A recent decision by a California district court in J. Doe 1 v. GitHub, Inc., a case brought by computer programmers alleging that their works had been used to train AI models that generate computer code in violation of their rights, highlights how courts are grappling with some of the unique legal issues presented by these fact patterns.

Background

Original Complaint

In their original complaint filed in November 2022, two developers, J. Doe 1 and J. Doe 2, alleged that Copilot and Codex, two AI products designed to generate computer code in response to text prompts, were trained on the plaintiffs’ copyrighted computer code in violation of their rights.
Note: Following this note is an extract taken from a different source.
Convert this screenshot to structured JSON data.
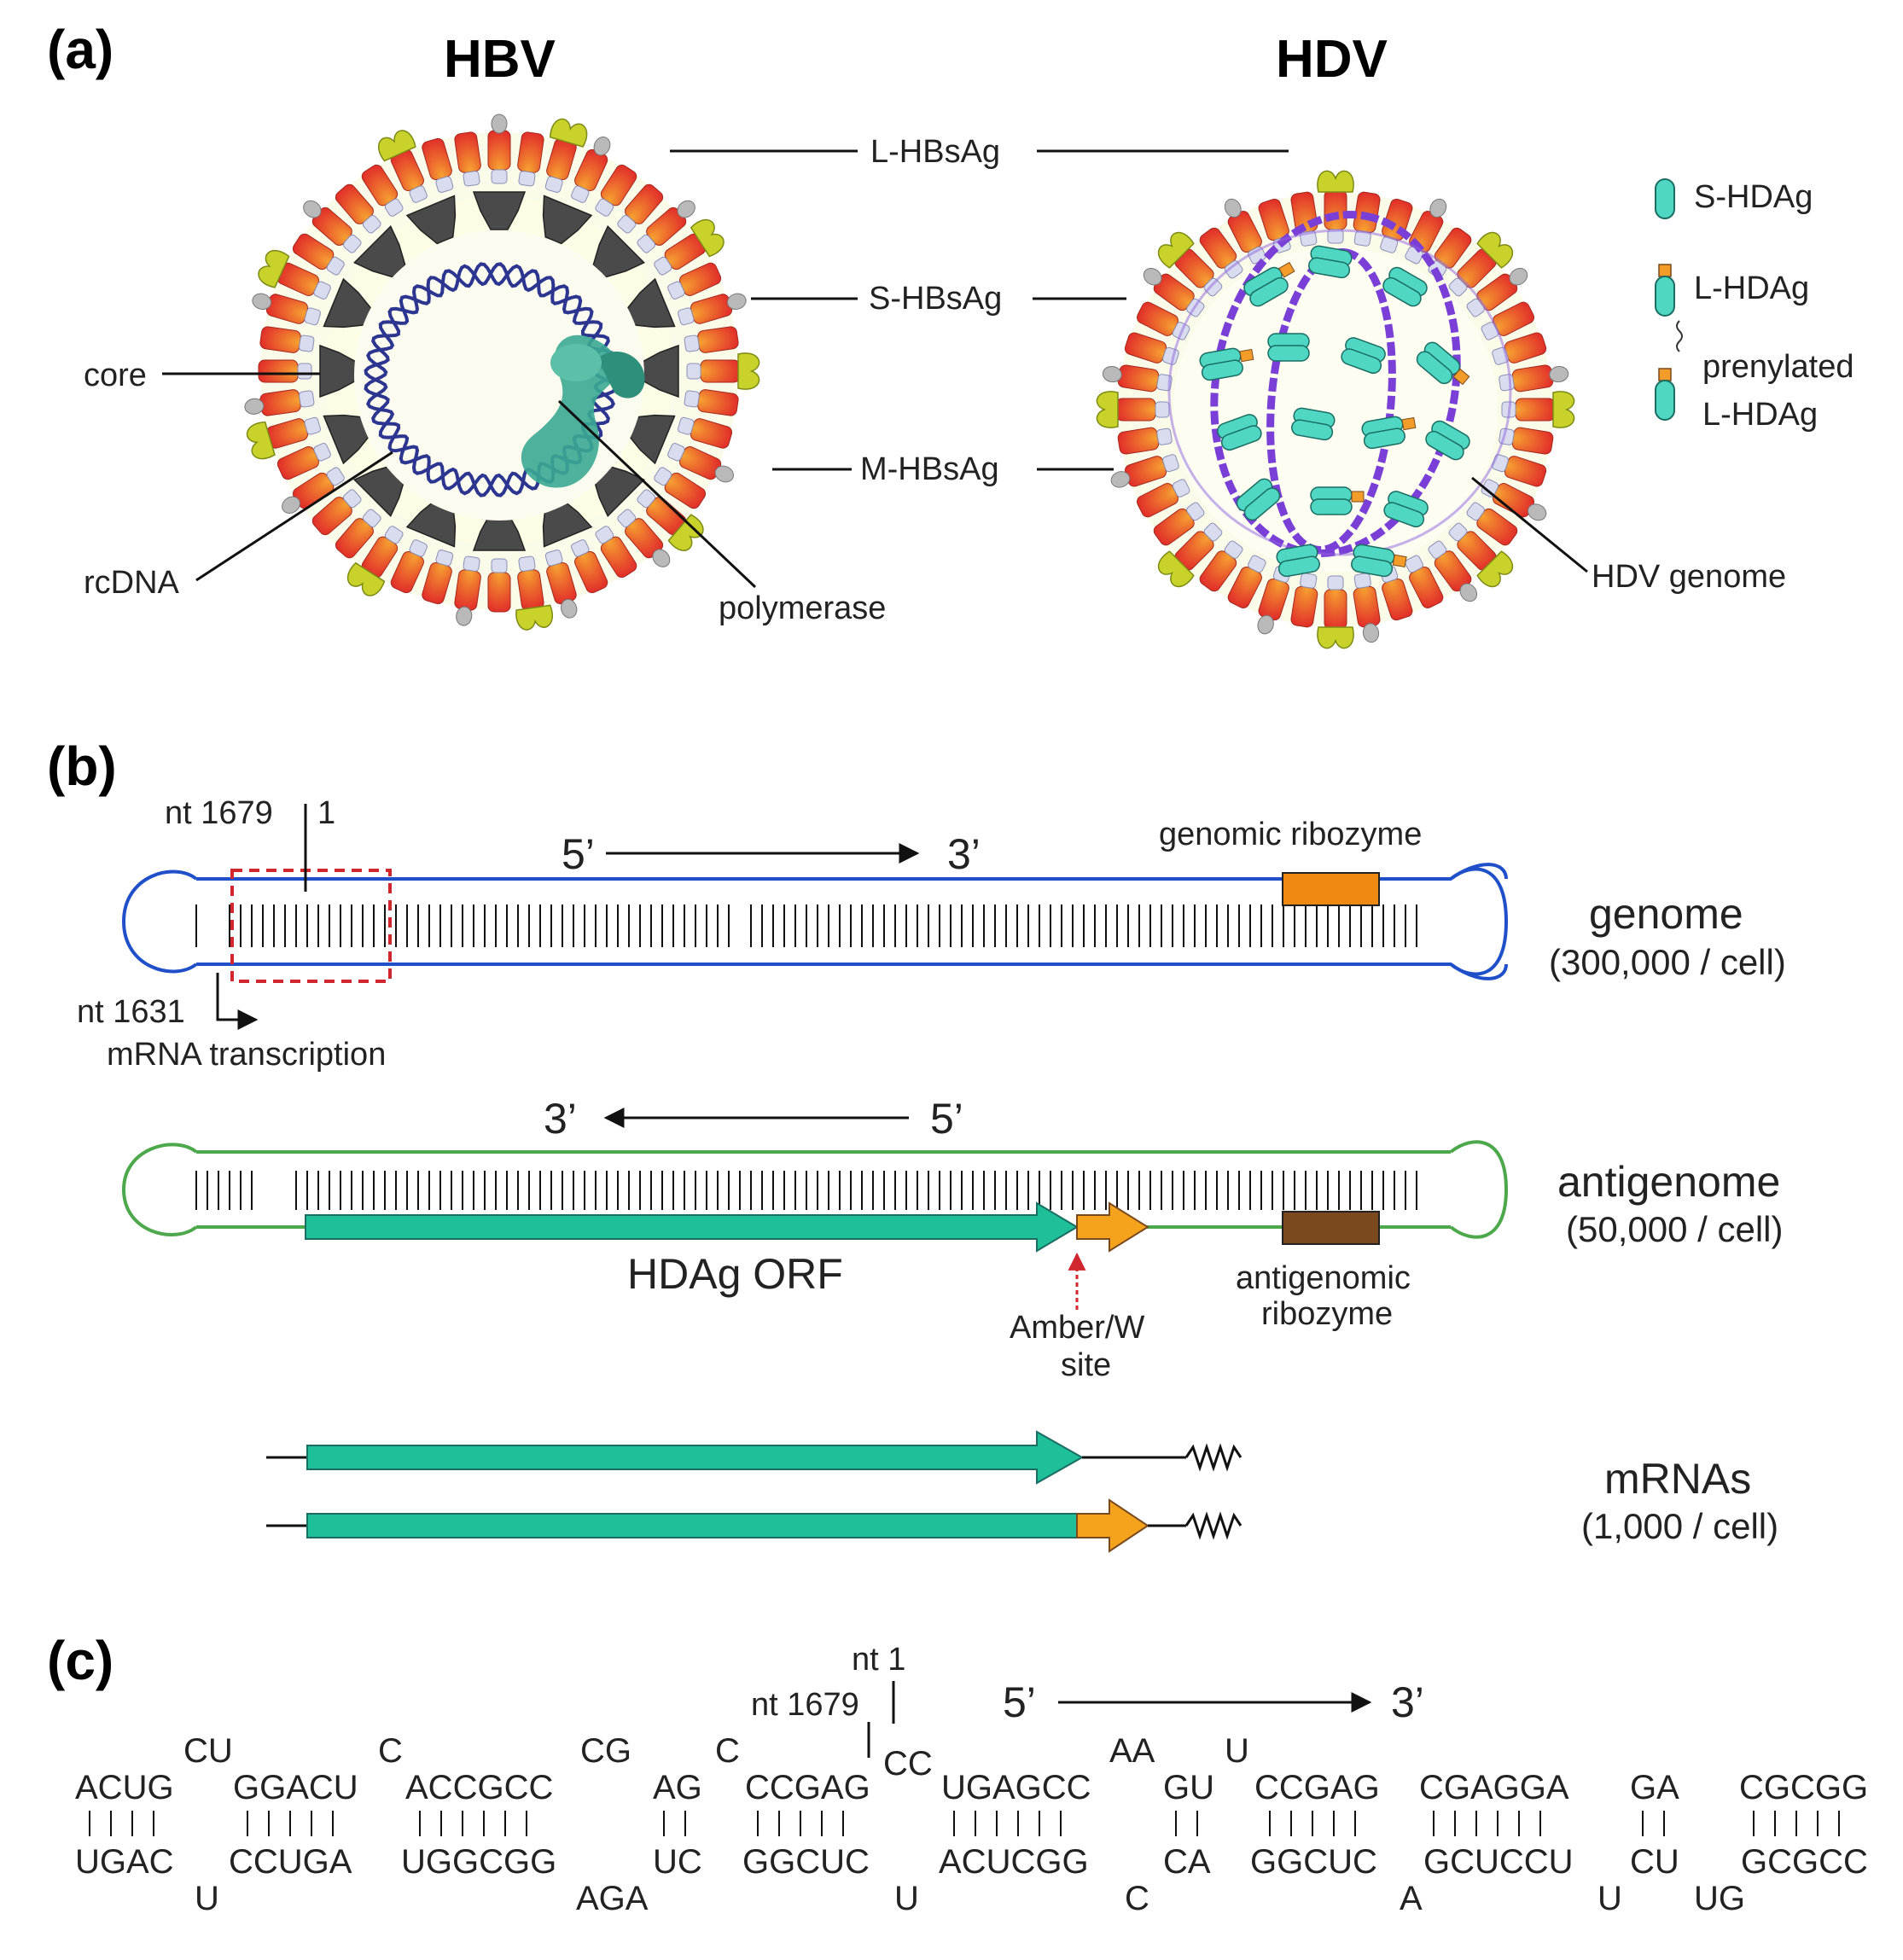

The original complaint named as defendants GitHub (an open-source platform owned by Microsoft that the plaintiffs use to publish the code at issue and that distributes Copilot); Microsoft (as the owner of GitHub); and various OpenAI entities that programmed, trained and maintain Codex. Because the plaintiffs’ code was freely available under broad open-source licenses, they could not allege some of the direct copyright infringement claims raised in other training data cases. Rather, the plaintiffs’ complaint centered on other claims, including:

  • Violation of the Digital Millennium Copyright Act (DMCA), for removal or alteration of copyright management information (CMI) from the plaintiffs’ code.
  • Breach of contract, because the applicable open-source licenses required a statement of attribution, among other things, that were not included in the models or their outputs.
  • Violation of the California Consumer Privacy Act.
  • Tortious interference in the plaintiffs’ contractual relationships.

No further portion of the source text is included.